Electrochemical detection of methyl parathion using calix[6]arene/bismuth ferrite/multiwall carbon nanotube-modified fluorine-doped tin oxide electrode.

Abstract

A highly sensitive electrochemical sensor using a calix[6]arene/bismuth ferrite/multiwall carbon nanotube-modified fluorine-doped tin oxide electrode (CA6/BFO/MWCNTs/FTO) was fabricated for the detection of methyl parathion. The MWCNTs, BFO, and CA6 were consecutively cast onto the FTO electrode surface to enhance the surface area, electron transfer, and selectivity of sensors. The electrochemical behavior of CA6/BFO/MWCNTs/FTO was studied via cyclic voltammetry and electrochemical impedance spectroscopy. MP was detected via cyclic voltammetry in a phosphate buffer solution at pH 7.0. The working principle of the sensor involves a linear decrease in the anodic peak current of BFO with increasing MP concentration.
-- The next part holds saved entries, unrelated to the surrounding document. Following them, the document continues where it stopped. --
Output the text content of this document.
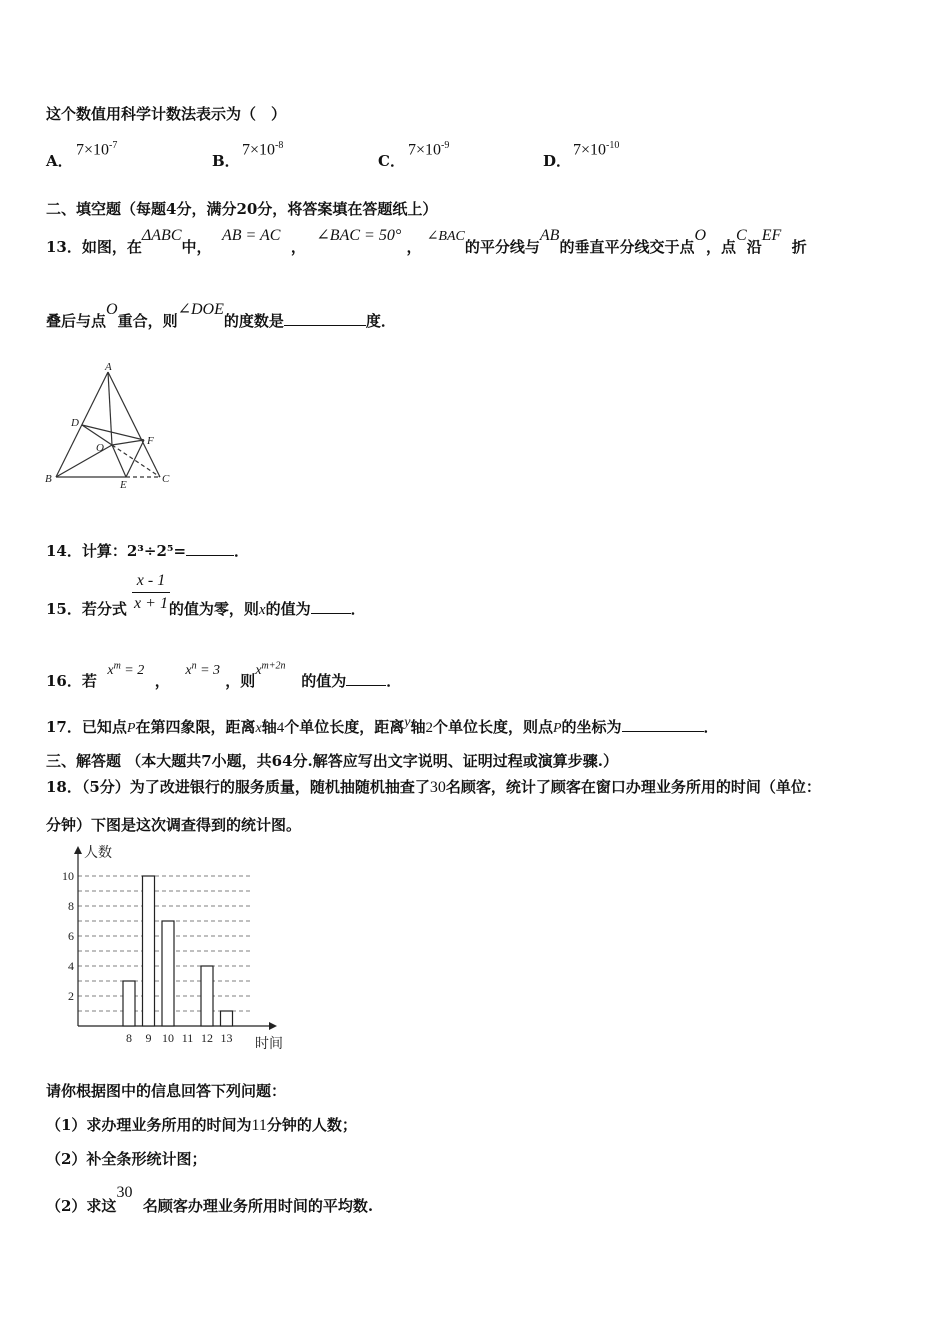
这个数值用科学计数法表示为（　）
A．
$7\times 10^{-7}$
B．
$7\times 10^{-8}$
C．
$7\times 10^{-9}$
D．
$7\times 10^{-10}$
二、填空题（每题4分，满分20分，将答案填在答题纸上）
13．如图，在ΔABC中，  AB = AC  ，  ∠BAC = 50° ， ∠BAC的平分线与AB的垂直平分线交于点O，点C沿EF  折
叠后与点O重合，则∠DOE的度数是	度．
A
D
O
F
B	E	C
14．计算：2³÷2⁵=	．
x - 1
x + 1
15．若分式	的值为零，则x的值为	．
16．若  $x^m = 2$  ，   $x^n = 3$ ，则$x^{m+2n}$   的值为	．
17．已知点P在第四象限，距离x轴4个单位长度，距离y轴2个单位长度，则点P的坐标为	．
三、解答题 （本大题共7小题，共64分.解答应写出文字说明、证明过程或演算步骤.）
18．（5分）为了改进银行的服务质量，随机抽随机抽查了30名顾客，统计了顾客在窗口办理业务所用的时间（单位：
分钟）下图是这次调查得到的统计图。
人数
时间
2
4
6
8
10
8 9 10 11 12 13
请你根据图中的信息回答下列问题：
（1）求办理业务所用的时间为11分钟的人数；
（2）补全条形统计图；
（2）求这30  名顾客办理业务所用时间的平均数.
The linear working ranges are 0.005-0.05nM and 0.07-1.5nM. The CA6/BFO/MWCNTs/FTO sensor provides a low detection limit (S/N = 3) of 5pM and a high electrochemical sensitivity of 1.23 A μM-1cm-2. The fabricated sensor was successfully applied to assess the presence and amount of MP in vegetables and fruits (recoveries of 82.0-106.8%), with results comparable to high-performance liquid chromatography.